Probablemente una de las más llamativas era que casi tres generaciones de chinos, los más jóvenes, no habían visto nunca occidentales de carne y hueso. Por otro lado, los hoteles, restaurantes, tiendas y comodidades que los turistas daban por hecho en sus viajes por el mundo, nadie en China, a mediado de los años setenta, ni siquiera se los imaginaba. Debido justamente a la falta de estructuras, el gobierno chino decidió dosificar la entrada de visitantes extranjeros con un manejo inteligente de los visados por lo que era una suerte poder obtener alguno de ellos.

Shanghái fue durante los años de ocupación colonial una de las ciudades más cosmopolitas del mundo. En el Bund, la zona del malecón que así bautizaron los británicos, se ubicaban desde los años 20’s y hasta la revolución las sedes de los bancos de las potencias coloniales: Gran Bretaña, Francia, Alemania, Japón y Bélgica.

También en el Bund existía, con la aceptación tácita de las clases dominantes locales, que pasaban sus noches en los clubes británicos y franceses, el “Jardín de los Europeos” donde todavía en 1975 se podía leer en la verja de la entrada, escrito en ingles, francés, alemán y mandarín: “Prohibida la entrada a perros y a chinos”.

El Bund había sido un sitio para recordar a China y al mundo quien tenía el control.

Las cosas empezaban a cambiar pero lo harían de forma mucha más radical y rápida en los años venideros, el Shanghái que conocemos hoy con sus edificios de Pudong que parecen haber surgido espontáneamente del río tan rápido como en un video juego “Made in China”, simplemente no existía en 1975.

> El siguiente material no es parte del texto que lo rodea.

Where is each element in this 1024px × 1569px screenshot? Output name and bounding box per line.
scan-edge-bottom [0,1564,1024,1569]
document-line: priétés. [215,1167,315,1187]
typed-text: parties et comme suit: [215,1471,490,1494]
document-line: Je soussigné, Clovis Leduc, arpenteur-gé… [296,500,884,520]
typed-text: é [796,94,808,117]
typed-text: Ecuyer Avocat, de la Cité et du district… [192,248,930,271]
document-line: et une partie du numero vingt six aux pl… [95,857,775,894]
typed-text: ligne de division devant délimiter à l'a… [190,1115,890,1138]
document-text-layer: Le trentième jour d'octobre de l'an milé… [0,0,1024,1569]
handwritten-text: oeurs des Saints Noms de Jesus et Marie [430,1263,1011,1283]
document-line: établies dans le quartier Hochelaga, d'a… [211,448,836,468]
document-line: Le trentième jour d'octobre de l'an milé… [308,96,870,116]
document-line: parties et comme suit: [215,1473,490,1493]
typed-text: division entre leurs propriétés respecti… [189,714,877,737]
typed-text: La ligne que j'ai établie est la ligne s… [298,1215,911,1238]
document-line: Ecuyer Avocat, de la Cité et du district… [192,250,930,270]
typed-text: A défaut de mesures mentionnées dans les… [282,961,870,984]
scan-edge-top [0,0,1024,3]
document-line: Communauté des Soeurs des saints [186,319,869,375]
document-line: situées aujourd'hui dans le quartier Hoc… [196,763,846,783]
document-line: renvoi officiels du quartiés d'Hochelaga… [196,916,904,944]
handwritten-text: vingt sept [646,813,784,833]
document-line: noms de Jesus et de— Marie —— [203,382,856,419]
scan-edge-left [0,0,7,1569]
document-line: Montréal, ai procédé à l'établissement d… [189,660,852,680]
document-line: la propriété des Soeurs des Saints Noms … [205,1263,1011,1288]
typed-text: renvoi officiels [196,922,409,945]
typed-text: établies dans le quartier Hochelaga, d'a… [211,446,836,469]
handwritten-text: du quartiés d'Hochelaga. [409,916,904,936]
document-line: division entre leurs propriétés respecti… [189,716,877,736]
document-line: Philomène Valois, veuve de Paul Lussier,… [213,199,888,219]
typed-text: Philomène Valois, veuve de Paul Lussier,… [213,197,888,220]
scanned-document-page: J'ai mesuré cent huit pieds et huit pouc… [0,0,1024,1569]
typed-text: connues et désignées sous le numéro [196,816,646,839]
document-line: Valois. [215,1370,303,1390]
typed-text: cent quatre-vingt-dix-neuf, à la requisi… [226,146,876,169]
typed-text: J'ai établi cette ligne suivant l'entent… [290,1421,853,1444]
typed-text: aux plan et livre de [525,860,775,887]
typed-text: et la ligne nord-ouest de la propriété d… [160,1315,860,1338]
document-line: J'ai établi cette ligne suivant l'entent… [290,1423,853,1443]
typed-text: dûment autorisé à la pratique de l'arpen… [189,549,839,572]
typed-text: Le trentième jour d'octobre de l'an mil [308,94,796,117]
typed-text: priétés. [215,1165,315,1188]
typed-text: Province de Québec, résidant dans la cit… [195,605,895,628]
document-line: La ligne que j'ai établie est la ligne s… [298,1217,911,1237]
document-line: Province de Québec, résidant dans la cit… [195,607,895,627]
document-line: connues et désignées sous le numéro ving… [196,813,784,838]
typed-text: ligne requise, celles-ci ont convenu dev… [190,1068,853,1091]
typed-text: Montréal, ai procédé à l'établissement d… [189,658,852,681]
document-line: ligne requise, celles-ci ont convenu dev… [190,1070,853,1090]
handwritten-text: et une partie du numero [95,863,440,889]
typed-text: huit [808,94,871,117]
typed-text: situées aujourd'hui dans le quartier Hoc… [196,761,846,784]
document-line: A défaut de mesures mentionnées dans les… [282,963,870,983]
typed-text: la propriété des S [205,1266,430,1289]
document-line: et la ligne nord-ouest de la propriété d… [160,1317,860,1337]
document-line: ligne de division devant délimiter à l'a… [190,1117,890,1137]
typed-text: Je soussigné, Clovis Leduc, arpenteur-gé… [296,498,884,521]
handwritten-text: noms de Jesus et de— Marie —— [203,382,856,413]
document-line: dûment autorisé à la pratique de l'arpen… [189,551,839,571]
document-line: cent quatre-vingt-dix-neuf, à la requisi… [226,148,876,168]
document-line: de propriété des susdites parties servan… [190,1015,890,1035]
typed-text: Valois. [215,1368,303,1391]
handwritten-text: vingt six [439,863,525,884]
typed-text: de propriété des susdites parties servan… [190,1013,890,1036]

Unos meses después de mi regreso, haciendo una reseña del viaje a mi padre, no pude evitar lo que podría calificar de “un episodio de vuelta al futuro”. Por unos instantes, intuí que con la disciplina estricta y la férrea voluntad que China rezumaba en cada acto, concierto, operación quirúrgica (solo con acupuntura como anestesia) o manifestación artística a la cual había asistido, el día que saliera a competir con el resto del mundo arrasaría.